Vorteile der Digitalisierung für die Energieeffizienz
Im Energieeffizienzgesetz werden Maßnahmen zur Steigerung der Energieeffizienz festgelegt. In diesem Kontext spielen digitale Technologien eine entscheidende Rolle. Die Digitalisierung bietet kleinen und mittleren Unternehmen zahlreiche Vorteile zur Verbesserung der Energieeffizienz.

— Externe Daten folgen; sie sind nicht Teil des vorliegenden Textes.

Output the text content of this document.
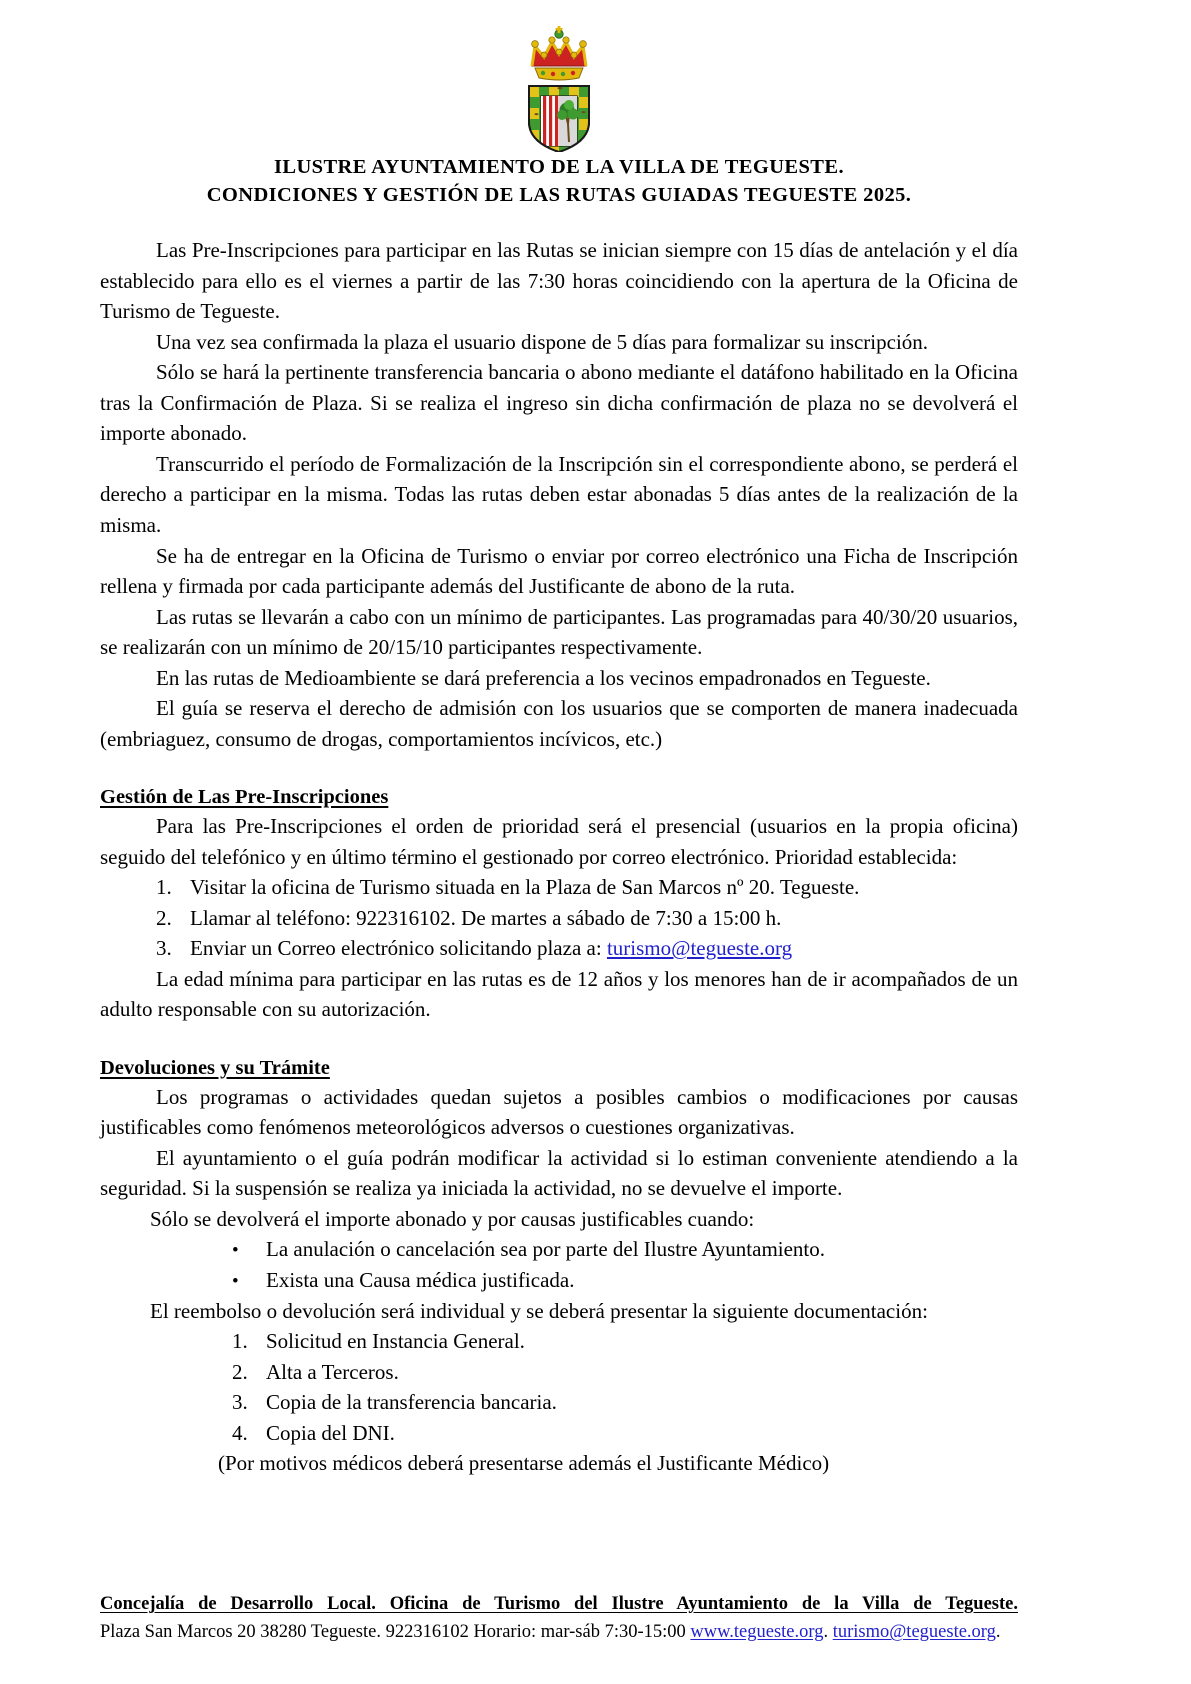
ILUSTRE AYUNTAMIENTO DE LA VILLA DE TEGUESTE.
CONDICIONES Y GESTIÓN DE LAS RUTAS GUIADAS TEGUESTE 2025.

Las Pre-Inscripciones para participar en las Rutas se inician siempre con 15 días de antelación y el día establecido para ello es el viernes a partir de las 7:30 horas coincidiendo con la apertura de la Oficina de Turismo de Tegueste.

Una vez sea confirmada la plaza el usuario dispone de 5 días para formalizar su inscripción.

Sólo se hará la pertinente transferencia bancaria o abono mediante el datáfono habilitado en la Oficina tras la Confirmación de Plaza. Si se realiza el ingreso sin dicha confirmación de plaza no se devolverá el importe abonado.

Transcurrido el período de Formalización de la Inscripción sin el correspondiente abono, se perderá el derecho a participar en la misma. Todas las rutas deben estar abonadas 5 días antes de la realización de la misma.

Se ha de entregar en la Oficina de Turismo o enviar por correo electrónico una Ficha de Inscripción rellena y firmada por cada participante además del Justificante de abono de la ruta.

Las rutas se llevarán a cabo con un mínimo de participantes. Las programadas para 40/30/20 usuarios, se realizarán con un mínimo de 20/15/10 participantes respectivamente.

En las rutas de Medioambiente se dará preferencia a los vecinos empadronados en Tegueste.

El guía se reserva el derecho de admisión con los usuarios que se comporten de manera inadecuada (embriaguez, consumo de drogas, comportamientos incívicos, etc.)

Gestión de Las Pre-Inscripciones

Para las Pre-Inscripciones el orden de prioridad será el presencial (usuarios en la propia oficina) seguido del telefónico y en último término el gestionado por correo electrónico. Prioridad establecida:

1. Visitar la oficina de Turismo situada en la Plaza de San Marcos nº 20. Tegueste.
2. Llamar al teléfono: 922316102. De martes a sábado de 7:30 a 15:00 h.
3. Enviar un Correo electrónico solicitando plaza a: turismo@tegueste.org

La edad mínima para participar en las rutas es de 12 años y los menores han de ir acompañados de un adulto responsable con su autorización.

Devoluciones y su Trámite

Los programas o actividades quedan sujetos a posibles cambios o modificaciones por causas justificables como fenómenos meteorológicos adversos o cuestiones organizativas.

El ayuntamiento o el guía podrán modificar la actividad si lo estiman conveniente atendiendo a la seguridad. Si la suspensión se realiza ya iniciada la actividad, no se devuelve el importe.

Sólo se devolverá el importe abonado y por causas justificables cuando:

•	La anulación o cancelación sea por parte del Ilustre Ayuntamiento.
•	Exista una Causa médica justificada.

El reembolso o devolución será individual y se deberá presentar la siguiente documentación:

1. Solicitud en Instancia General.
2. Alta a Terceros.
3. Copia de la transferencia bancaria.
4. Copia del DNI.

(Por motivos médicos deberá presentarse además el Justificante Médico)

Concejalía de Desarrollo Local. Oficina de Turismo del Ilustre Ayuntamiento de la Villa de Tegueste.

Plaza San Marcos 20 38280 Tegueste. 922316102 Horario: mar-sáb 7:30-15:00 www.tegueste.org. turismo@tegueste.org.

- Überwachung und Steuerung: Durch die Vernetzung von Geräten, Sensoren und Systemen können Unternehmen ihren Energieverbrauch in Echtzeit überwachen und steuern. Das ermöglicht eine präzise Kontrolle über den Energieeinsatz und die Identifizierung von Einsparpotenzialen.[2]
- Energiemanagement-Systeme: Digitale Lösungen bieten die Möglichkeit, Energiemanagement-Systeme einzuführen und zu nutzen. Diese Systeme erfassen und analysieren Daten zum Energieverbrauch und identifizieren ineffiziente Bereiche. Unternehmen können so gezielt Maßnahmen ergreifen, um ihren Energieverbrauch zu optimieren.[2]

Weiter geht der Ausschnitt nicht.